考虑 XML 的 htmlParse 在 url 上使用 readLines 并运行相同的 XPath 表达式。下面使用 lapply 中的索引 [1:5] 处理前 5 个 CSV(weatherFiles 的长度为 3,344)。
url <- "https://sci.ncas.ac.uk/leedsweather/Archive/"
doc <- htmlParse(readLines(url))
## query the url to get all the file names ending in '.csv'
weatherFiles <- XML::xpathSApply(doc, path="//a/@href['.csv'=substring(., string-length(.) - 3)]")
df_list <- lapply(weatherFiles[1:5], function(f) {
# DOWNLOAD FILE LOCALLY USING *wb* MODE
download.file(paste0(url, f), paste0(getwd(), "/", f), mode="wb")

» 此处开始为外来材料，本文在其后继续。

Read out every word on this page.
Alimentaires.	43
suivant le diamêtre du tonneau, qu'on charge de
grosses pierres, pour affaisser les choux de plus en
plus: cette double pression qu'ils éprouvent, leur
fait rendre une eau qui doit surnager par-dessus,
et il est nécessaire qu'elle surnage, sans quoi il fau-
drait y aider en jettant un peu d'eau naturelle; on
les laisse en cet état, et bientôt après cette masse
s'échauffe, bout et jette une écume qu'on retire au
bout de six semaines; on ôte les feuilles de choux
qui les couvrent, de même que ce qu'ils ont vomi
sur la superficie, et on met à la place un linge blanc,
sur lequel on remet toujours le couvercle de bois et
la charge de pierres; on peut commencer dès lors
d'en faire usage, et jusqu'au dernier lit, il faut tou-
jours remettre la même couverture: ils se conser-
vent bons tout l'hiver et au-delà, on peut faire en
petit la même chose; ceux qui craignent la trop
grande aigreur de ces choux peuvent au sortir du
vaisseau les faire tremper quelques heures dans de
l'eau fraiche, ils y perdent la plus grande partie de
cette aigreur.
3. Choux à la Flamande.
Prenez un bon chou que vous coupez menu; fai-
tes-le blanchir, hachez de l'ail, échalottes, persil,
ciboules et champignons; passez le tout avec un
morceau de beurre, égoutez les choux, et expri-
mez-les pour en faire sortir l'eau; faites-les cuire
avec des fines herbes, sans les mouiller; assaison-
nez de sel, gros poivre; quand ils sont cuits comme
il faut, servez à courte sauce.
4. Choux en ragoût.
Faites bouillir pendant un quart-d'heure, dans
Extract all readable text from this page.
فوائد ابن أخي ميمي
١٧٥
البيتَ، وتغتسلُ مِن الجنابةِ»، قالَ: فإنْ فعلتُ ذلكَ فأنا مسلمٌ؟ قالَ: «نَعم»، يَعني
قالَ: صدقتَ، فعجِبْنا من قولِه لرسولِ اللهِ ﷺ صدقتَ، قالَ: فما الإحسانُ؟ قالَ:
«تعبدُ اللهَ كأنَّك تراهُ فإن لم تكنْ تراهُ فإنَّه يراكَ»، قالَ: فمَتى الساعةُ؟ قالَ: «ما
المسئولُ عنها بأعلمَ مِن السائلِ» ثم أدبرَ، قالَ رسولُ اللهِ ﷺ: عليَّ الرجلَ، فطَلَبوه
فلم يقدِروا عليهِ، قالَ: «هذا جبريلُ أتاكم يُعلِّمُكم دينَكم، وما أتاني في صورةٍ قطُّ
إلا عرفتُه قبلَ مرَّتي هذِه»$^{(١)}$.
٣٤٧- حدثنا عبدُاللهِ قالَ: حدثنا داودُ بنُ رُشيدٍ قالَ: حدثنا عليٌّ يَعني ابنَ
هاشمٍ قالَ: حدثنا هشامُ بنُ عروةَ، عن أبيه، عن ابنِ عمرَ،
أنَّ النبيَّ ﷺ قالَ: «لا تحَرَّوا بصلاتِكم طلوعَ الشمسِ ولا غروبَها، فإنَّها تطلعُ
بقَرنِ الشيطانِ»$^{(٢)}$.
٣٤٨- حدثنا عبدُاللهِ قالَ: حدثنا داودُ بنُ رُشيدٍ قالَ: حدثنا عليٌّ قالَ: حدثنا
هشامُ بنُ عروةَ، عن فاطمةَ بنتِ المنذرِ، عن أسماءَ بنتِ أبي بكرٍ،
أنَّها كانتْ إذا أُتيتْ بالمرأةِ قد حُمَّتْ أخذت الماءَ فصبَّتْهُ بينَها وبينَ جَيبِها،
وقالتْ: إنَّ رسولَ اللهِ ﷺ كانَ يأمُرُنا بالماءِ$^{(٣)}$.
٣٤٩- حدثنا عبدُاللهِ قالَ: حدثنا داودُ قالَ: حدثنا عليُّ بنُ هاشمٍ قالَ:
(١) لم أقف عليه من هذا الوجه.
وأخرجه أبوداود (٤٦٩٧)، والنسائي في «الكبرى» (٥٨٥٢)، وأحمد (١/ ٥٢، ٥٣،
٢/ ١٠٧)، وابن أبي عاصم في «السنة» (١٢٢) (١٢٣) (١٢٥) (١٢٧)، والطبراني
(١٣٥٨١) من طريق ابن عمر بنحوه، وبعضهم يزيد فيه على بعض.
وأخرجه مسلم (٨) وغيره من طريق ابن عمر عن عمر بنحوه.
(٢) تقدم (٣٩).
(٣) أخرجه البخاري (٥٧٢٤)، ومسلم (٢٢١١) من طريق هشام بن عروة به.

# IMPORT WITH TRYCATCH FOR PROBLEMATIC CSVS
tryCatch(read.csv(paste0("weather_", f), stringsAsFactors = FALSE), error = function(e) NULL)
})
# REMOVE NULLS
df_list <- Filter(function(x) !is.null(x), df_list)
# CLEAN UP NAMES (MAY NEED TO ADD)
df_list <- lapply(df_list, function(df) {
clean_names <- gsub("Winddir", "WindDir", gsub("\\.", "", gsub("\\.\\.\\..*$", "", names(df))))
setNames(df, clean_names)
})
# DATA FRAME APPEND
# final_df <- base::do.call(rbind, df_list) # FAILS IF COLUMN NUMBER AND NAMES DO NOT MATCH
final_df <- plyr::ldply(unname(df_list), data.frame)
final_df <- dplyr::bind_rows(df_list)
输出 (前 5 个 CSV)
结构
str(final_df)
'data.frame': 1152 obs. of 20 variables:
$ Timestamp : chr "2018-07-15 00:00:00" "2018-07-15 00:05:00" "2018-07-15 00:10:00" "2018-07-15 00:15:00" ...
$ Temp : num 64 63.9 63.7 63.5 63.4 ...
$ Chill : num 64 63.9 63.7 63.5 63.4 ...
$ HIndex : num 64 63.9 63.7 63.5 63.4 ...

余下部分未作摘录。